Hace unos días acudí a una cita
con dos personas que tenían interés en conocerme. Así me lo
habían comunicado por teléfono, tras pedirle mi número a un
buen amigo. A ambas les gustaba el fútbol a rabiar y a una
de ellas también le chiflaba el mundo del toro. Por lo que
me di cuenta, bien pronto, que me lo iba a pasar más que
bien con una pareja que deseaba pegar la hebra conmigo. El
matrimonio, pues se trataba de un matrimonio, había llegado
a Ceuta el día anterior y se marchaba en el último barco del
día en que comimos juntos.
En lo tocante al mundo del toreo, y debido a mi amistad con
muchos taurinos cuando yo vivía en la Península, les conté
anécdotas que ellos escucharon con suma atención. Les
encantó cuando les hablé de Luis Segura: matador de
toros, nacido en Madrid, y dos veces ganador del ‘Trofeo
Manolete’, cuando Livinio Stuyck era el empresario de
la plaza de toros de Las Ventas del Espíritu Santo
madrileña. Anécdotas vividas, porque tuve la suerte de ser
vecino del torero. Ya que ambos éramos inquilinos del 93 del
paseo de las Delicias. Edificio que está frente al ya
desaparecido Cine América.
Historias taurinas fueron saliendo a barullo. Y hablando y
hablando de asunto tan festivo, desembocamos en el mundo del
fútbol. Por cierto, muy unido al del toro. Toreros y
futbolistas se admiran recíprocamente. Y salió a relucir,
debido a que el matrimonio reside en Madrid y son madrileños
de nacimiento, el último apagón habido en el campo del Rayo
Vallecano, cuando al equipo de la franja roja le tocó jugar
con el Madrid.
De Vallecas, de ese barrio periférico, que tanto inquietaba
en el Madrid de los años sesenta, dije lo siguiente: los
equipos del Rayo Vallecano, de aquellos años, se formaban
con jugadores cedidos por el Atlético de Madrid, en
ocasiones, y del Real Madrid, en otras. Durante varios años
me tocó jugar en Vallecas frente a futbolistas como
Corcuera, Velázquez, González, José Luis Peinado, Benito, De
Felipe, Gullón, Felines y… otros muchos que le daban a
la barriada un aire especial. Eran tan buenos, tan jóvenes y
tan preparados, que los futbolistas visitantes nos veíamos
obligados a jugar con cierta brusquedad para poder
anularlos. Aquellos jugadores -y sus entrenadores,
Desiderio Herrero, Ramón Cobo o Pedro Eguiluz- hicieron
mucho porque los aficionados de Vallecas, tan dejados de la
mano de Dios, tuvieran en el campo un comportamiento
extraordinario. Jamás, durante cuatro temporadas, tuve el
menor problema en ese enorme pueblo. Y a fe que hubo veces
que además de ganar hicimos un fútbol tan violento que de
haberse dado en el lado contrario habría levantado voces
airadas.
La pareja me preguntó en un momento determinado si había
tenido, durante mi etapa como profesional del balompié,
motivos suficientes para renegar de alguien concretamente.

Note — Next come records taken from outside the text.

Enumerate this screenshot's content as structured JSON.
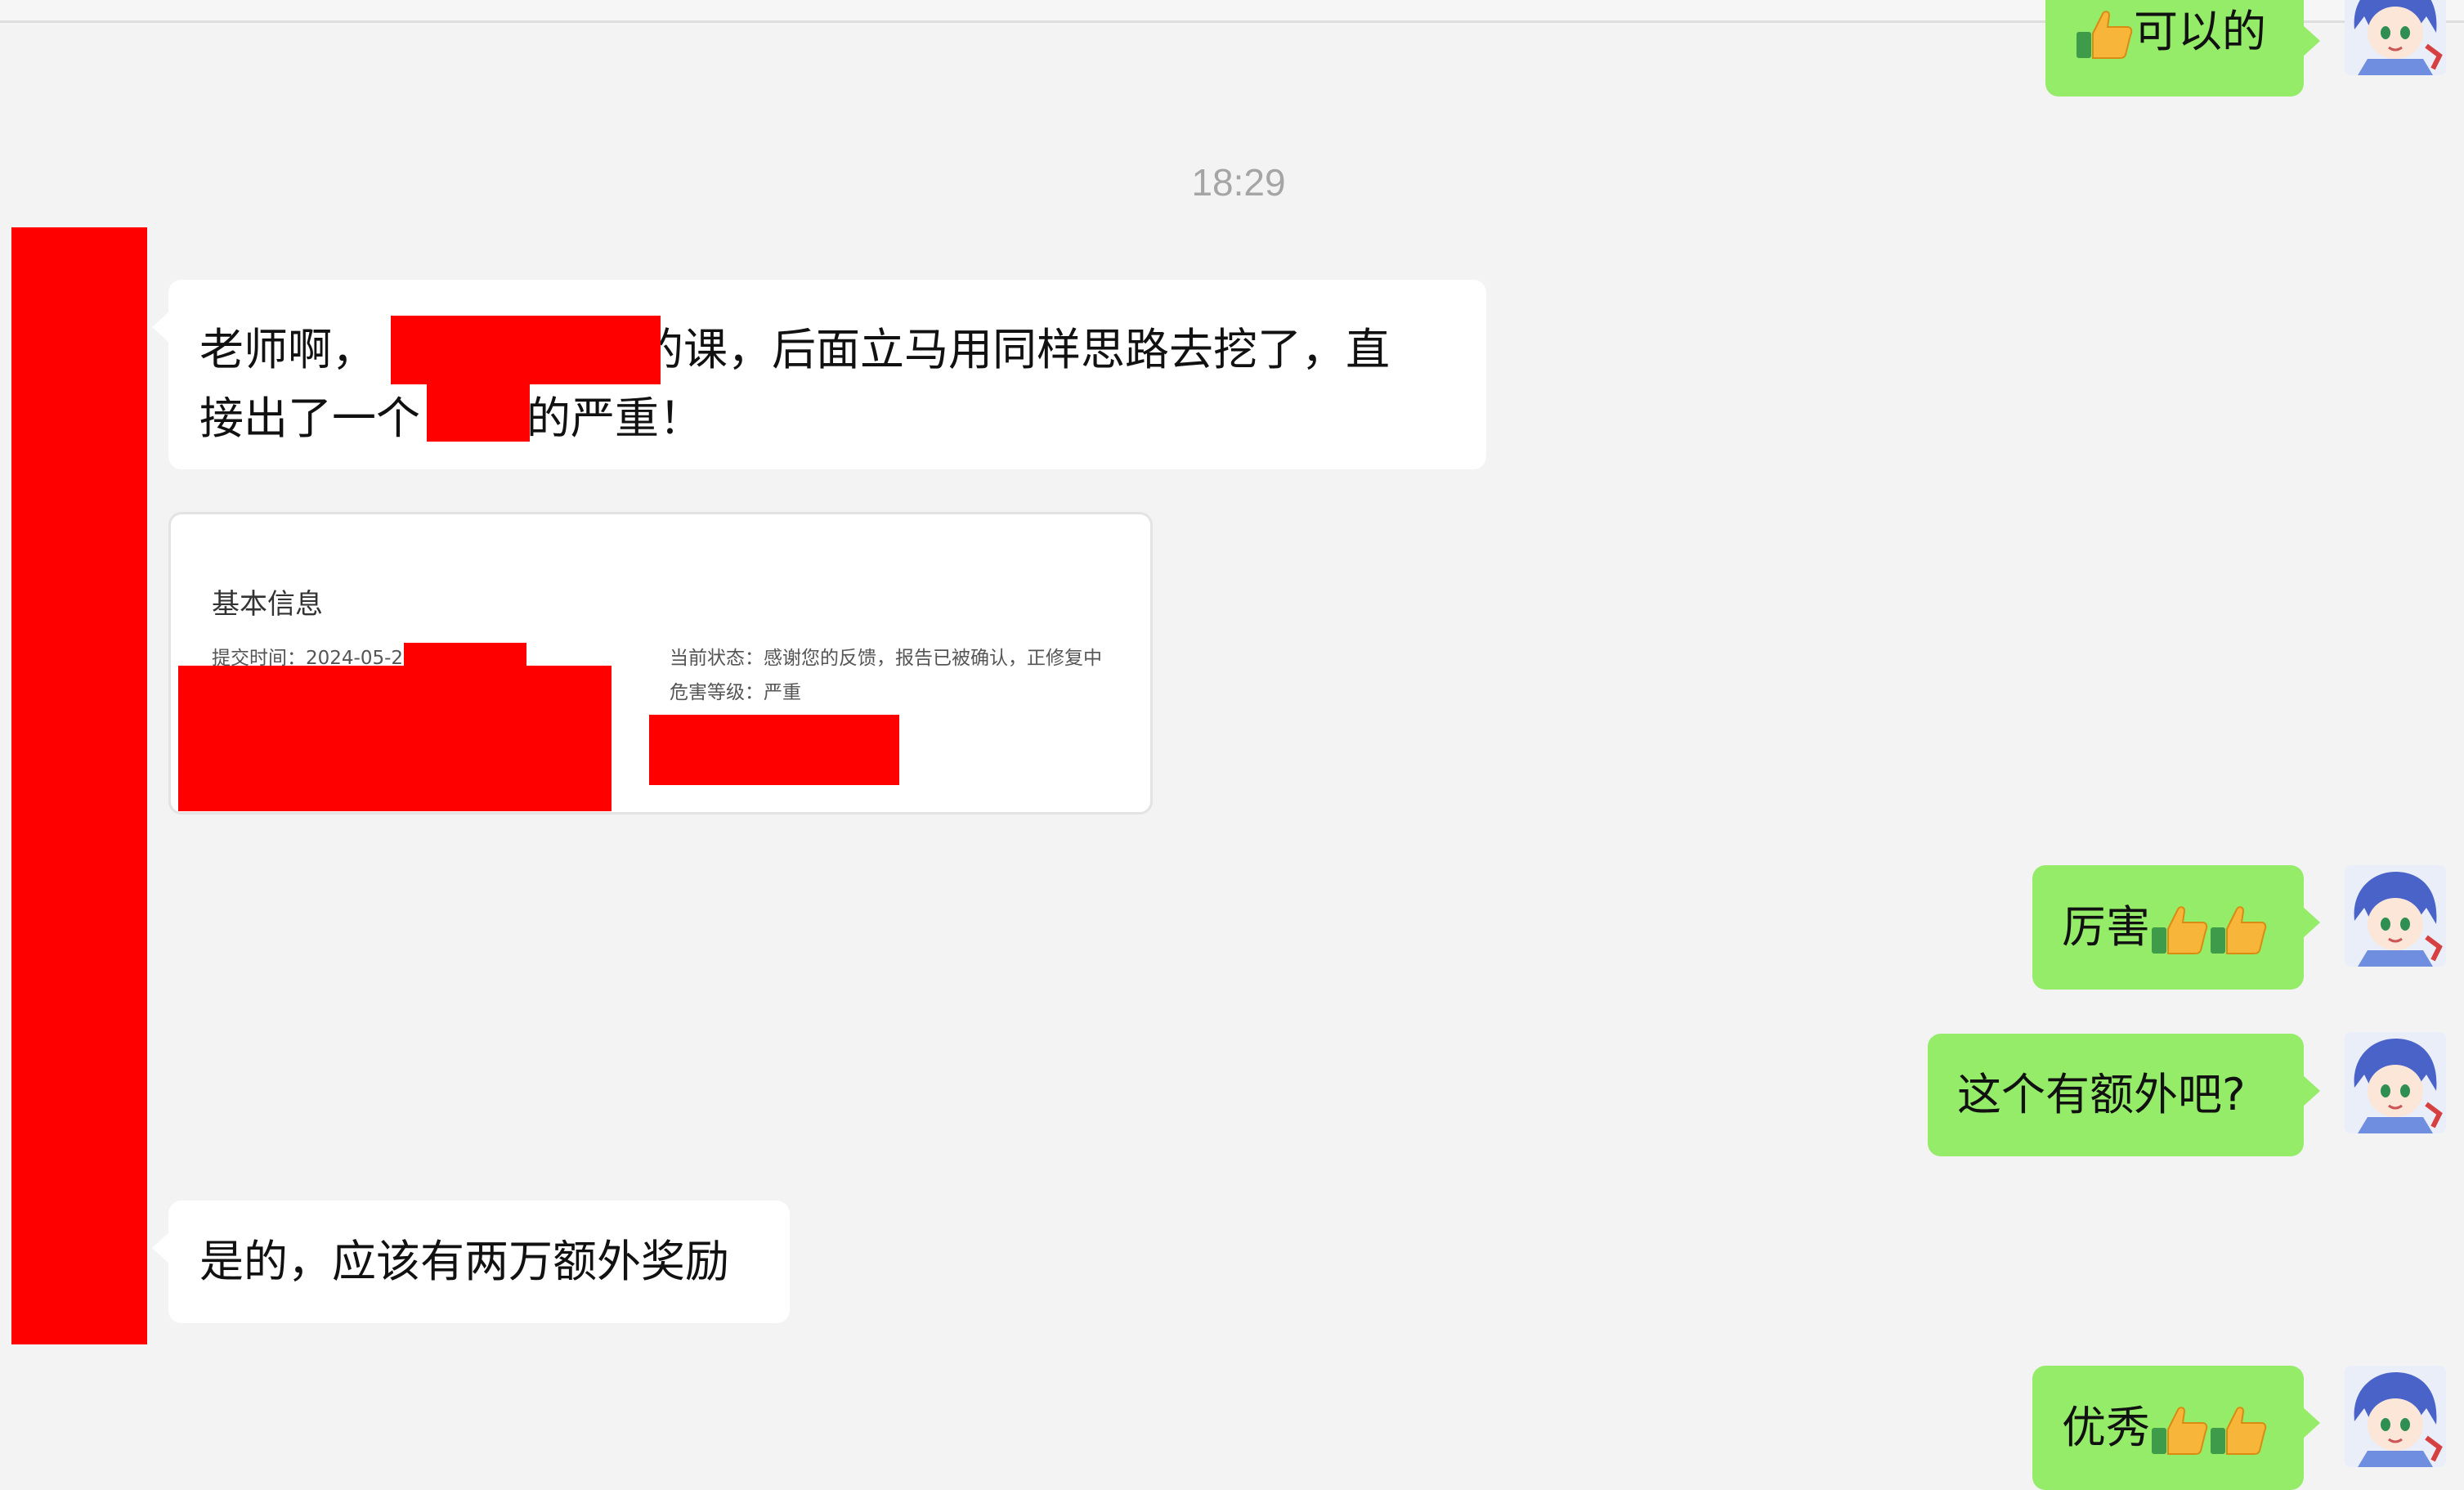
{
  "timestamp": "18:29",
  "messages": {
    "partial_top": {
      "text": "可以的"
    },
    "incoming_1": {
      "line1_a": "老师啊，",
      "line1_b": "的课，后面立马用同样思路去挖了，直",
      "line2_a": "接出了一个",
      "line2_b": "的严重！"
    },
    "report_card": {
      "title": "基本信息",
      "submit_time_label": "提交时间：2024-05-27",
      "status_label": "当前状态：感谢您的反馈，报告已被确认，正修复中",
      "level_label": "危害等级：严重"
    },
    "out_1": {
      "text": "厉害"
    },
    "out_2": {
      "text": "这个有额外吧?"
    },
    "incoming_2": {
      "text": "是的，应该有两万额外奖励"
    },
    "out_3": {
      "text": "优秀"
    }
  },
  "colors": {
    "background": "#f3f3f3",
    "outgoing_bubble": "#95ec69",
    "incoming_bubble": "#ffffff",
    "redaction": "#ff0000",
    "timestamp": "#a5a5a5"
  },
  "icons": [
    "thumbs-up-emoji",
    "avatar-anime-girl"
  ]
}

Y le dije que sí. Que había sido engañado por un directivo
que predicaba a cada paso que el fútbol era una herramienta
muy útil para transmitir valores y enseñanzas; que era una
escuela para la vida porque insistía en la necesidad del
juego limpio y a cada paso sacaba a relucir el afán de
superación, la convivencia y bla, bla, bla… Así que me fié
de él. Quién, en mi caso, no lo hubiera hecho.
Conque firmé un contrato en blanco. Aunque con las
cantidades acordadas. Y nunca las cobré. Nunca. Han pasado
muchos años de aquel engaño. Pero el hecho conviene
recordarlo en ocasiones. Y hoy me tocaba.